After the exposure of the practice, Ontario’s Information and Privacy Commissioner launched an investigation, the results of which are yet to be seen.
However, the David Asper Centre for Constitutional Rights at the University of Toronto has since been asked to provide an opinion on the legality of the alleged background checks. As a result, the Centre has provided submissions regarding how the background checks impact the Charter rights of jurors and the accused, as well as submissions regarding the potential systemic significance of checks.
With respect to Charter rights, the Centre says that “the state conduct in these cases constituted an unreasonable search and therefore violated the s. 8 rights of potential jurors.” Further, the Centre reminds us that it is established law that any information obtained by the Crown regarding prospective jurors must always be disclosed to the defence. In terms of the systemic implications, the Centre points out the access to justice implications that arise from the checks. Specifically, potential jurors may not even know that their Charter rights have been breached. Without knowing, they cannot seek redress. Perhaps even more significant is that even if they did know, they would have no standing, and therefore no access to Charter breach remedies. A further systemic problem noted by the Centre is how the alleged background checks could further stigmatize jury duty. Accepting that the avoidance of jury duty is already well-documented, the Centre notes that prospective background checks will likely lead to further avoidance of jury duty, inevitably resulting in unrepresentative juries.

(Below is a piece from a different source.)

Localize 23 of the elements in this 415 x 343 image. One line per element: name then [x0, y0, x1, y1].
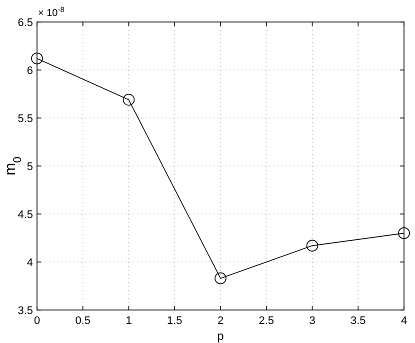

The Centre concludes, as LEAP did when it reported the story in June, that a full public inquiry is required. This is not an issue that can be swept under the rug. Its lasting effects may, as yet, be unknown – but it is potentially catastrophic to the outcome of past cases decided by vetted jurors. The accountability of police officers and Crown Attorneys who may have engaged in the process is at stake. However, as the Center points out, it is just as important to focus on the victims as it is to focus on the perpetrators. Jurors have potentially had their Charter rights violated, and an investigation into their personal situations is required.